The Makin Review has come up with 27 “specific” recommendations, some of which are unlikely to be implemented in full, given the number. The key message, however, is that safeguarding needs to be prioritised, given the Church’s somewhat lax governance in respect of this matter.
The Archbishop of Canterbury is “first among equals.” He (there has never been a female Archbishop) is the spiritual leader of the worldwide Anglican Communion (with 85 million members), Primate of All England, Metropolitan for the Southern Province of the Church of England (the Northern Province belongs to the Archbishop of York), Diocesan Bishop of Canterbury, ex-officio chair of the Church Commissioners for England, and a senior member of the House of Lords, meaning that he has several issues to ponder and then decide upon.

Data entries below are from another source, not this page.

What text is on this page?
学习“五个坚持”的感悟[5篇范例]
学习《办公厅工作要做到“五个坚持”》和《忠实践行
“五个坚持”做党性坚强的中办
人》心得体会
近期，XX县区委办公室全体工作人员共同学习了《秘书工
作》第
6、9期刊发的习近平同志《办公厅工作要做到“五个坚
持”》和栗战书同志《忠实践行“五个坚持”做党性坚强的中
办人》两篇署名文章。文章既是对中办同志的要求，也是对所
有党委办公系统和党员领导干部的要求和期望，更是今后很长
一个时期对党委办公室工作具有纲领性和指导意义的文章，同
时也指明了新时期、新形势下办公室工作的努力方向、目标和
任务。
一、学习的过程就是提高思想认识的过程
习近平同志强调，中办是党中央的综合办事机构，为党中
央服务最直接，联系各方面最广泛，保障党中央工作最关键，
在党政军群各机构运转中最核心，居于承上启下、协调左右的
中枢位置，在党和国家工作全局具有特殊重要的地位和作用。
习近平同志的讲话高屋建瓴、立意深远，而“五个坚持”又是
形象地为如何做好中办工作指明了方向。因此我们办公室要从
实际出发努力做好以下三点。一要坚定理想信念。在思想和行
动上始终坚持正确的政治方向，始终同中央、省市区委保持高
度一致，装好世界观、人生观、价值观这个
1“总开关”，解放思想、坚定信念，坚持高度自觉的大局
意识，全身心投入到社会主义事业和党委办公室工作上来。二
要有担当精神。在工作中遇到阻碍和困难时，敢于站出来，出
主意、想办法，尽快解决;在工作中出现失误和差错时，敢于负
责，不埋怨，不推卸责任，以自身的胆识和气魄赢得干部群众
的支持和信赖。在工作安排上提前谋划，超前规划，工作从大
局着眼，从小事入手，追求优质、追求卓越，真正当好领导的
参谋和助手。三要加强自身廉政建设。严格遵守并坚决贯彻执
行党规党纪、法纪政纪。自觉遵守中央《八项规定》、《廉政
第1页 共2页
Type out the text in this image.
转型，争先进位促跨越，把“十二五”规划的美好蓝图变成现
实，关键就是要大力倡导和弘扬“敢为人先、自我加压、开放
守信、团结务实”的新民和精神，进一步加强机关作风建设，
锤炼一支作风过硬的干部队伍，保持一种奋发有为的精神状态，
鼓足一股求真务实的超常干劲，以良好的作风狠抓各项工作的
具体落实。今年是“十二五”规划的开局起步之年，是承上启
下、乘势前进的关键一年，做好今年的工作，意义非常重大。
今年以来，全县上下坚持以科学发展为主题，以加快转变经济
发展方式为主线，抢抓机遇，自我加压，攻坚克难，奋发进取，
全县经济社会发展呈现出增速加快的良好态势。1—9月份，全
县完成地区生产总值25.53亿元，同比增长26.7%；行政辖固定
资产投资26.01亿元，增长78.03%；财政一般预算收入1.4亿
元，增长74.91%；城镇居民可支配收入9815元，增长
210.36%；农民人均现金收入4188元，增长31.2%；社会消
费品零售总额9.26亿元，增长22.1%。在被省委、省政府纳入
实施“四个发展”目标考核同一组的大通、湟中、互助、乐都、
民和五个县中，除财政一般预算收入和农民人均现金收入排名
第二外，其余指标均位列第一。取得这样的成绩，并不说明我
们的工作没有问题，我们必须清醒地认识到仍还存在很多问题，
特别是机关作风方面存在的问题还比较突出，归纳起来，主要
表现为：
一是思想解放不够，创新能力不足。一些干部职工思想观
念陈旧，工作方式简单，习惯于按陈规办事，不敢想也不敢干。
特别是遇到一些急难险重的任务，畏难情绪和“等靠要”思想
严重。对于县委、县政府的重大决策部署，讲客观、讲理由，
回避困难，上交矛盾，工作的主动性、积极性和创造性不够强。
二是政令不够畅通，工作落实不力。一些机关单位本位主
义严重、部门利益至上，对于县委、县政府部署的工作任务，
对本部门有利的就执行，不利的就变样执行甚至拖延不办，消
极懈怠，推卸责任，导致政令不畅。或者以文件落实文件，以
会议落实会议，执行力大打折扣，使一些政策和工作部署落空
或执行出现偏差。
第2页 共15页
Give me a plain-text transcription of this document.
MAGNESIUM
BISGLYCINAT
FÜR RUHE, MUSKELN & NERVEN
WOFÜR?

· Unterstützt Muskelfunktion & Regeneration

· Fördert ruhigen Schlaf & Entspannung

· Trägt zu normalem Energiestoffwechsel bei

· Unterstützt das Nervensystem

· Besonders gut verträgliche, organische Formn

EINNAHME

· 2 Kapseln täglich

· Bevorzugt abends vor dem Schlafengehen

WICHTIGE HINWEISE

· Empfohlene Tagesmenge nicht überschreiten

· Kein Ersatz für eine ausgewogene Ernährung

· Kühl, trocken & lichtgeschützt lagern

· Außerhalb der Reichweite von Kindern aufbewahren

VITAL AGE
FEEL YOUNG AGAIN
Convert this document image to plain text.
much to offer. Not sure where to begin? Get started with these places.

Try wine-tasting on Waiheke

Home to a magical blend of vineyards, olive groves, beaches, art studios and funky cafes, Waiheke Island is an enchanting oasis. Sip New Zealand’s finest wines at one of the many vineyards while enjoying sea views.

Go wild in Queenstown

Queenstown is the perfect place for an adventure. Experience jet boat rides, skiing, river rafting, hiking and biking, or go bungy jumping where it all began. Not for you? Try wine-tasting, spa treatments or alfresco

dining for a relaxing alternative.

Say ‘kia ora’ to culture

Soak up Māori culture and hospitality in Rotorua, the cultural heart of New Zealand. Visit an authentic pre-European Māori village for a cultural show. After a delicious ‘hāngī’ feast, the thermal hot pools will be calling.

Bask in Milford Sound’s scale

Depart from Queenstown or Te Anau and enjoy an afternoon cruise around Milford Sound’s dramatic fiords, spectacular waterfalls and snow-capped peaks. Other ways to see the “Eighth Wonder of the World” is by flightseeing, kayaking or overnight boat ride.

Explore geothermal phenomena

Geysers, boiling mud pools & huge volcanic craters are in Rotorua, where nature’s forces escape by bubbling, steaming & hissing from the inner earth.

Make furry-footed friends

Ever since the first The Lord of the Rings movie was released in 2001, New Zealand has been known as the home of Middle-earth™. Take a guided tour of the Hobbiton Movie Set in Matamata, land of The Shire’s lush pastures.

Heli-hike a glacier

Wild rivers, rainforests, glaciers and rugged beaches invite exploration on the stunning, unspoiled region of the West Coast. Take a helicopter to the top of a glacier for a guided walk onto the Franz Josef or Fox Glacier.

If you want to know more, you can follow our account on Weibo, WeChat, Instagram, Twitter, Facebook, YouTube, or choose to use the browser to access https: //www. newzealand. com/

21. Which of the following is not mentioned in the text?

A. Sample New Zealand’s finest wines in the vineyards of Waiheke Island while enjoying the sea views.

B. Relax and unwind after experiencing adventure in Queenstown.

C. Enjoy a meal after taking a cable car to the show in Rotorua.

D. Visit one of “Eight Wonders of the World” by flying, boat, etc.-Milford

Despite the many distractions of such an impressive workload, there seems little justification for any further delay in addressing historic abuses by the Church and its officials in a more decisive manner. At a time when church membership and Sunday attendance are declining, and when several other members of the senior clergy are in the firing line, the latest events may only serve to further distance the Church from Britain’s laity, who increasingly resent its many powers and privileges, including the fact that 26 bishops serve as ‘Lords Spiritual’ in the House of Lords and can hence influence the parliamentary agenda. How the 106th Archbishop, senior clergy, and the General Synod choose to address this latest scandal is thus of the utmost importance for the future and wellbeing of the Anglican Church.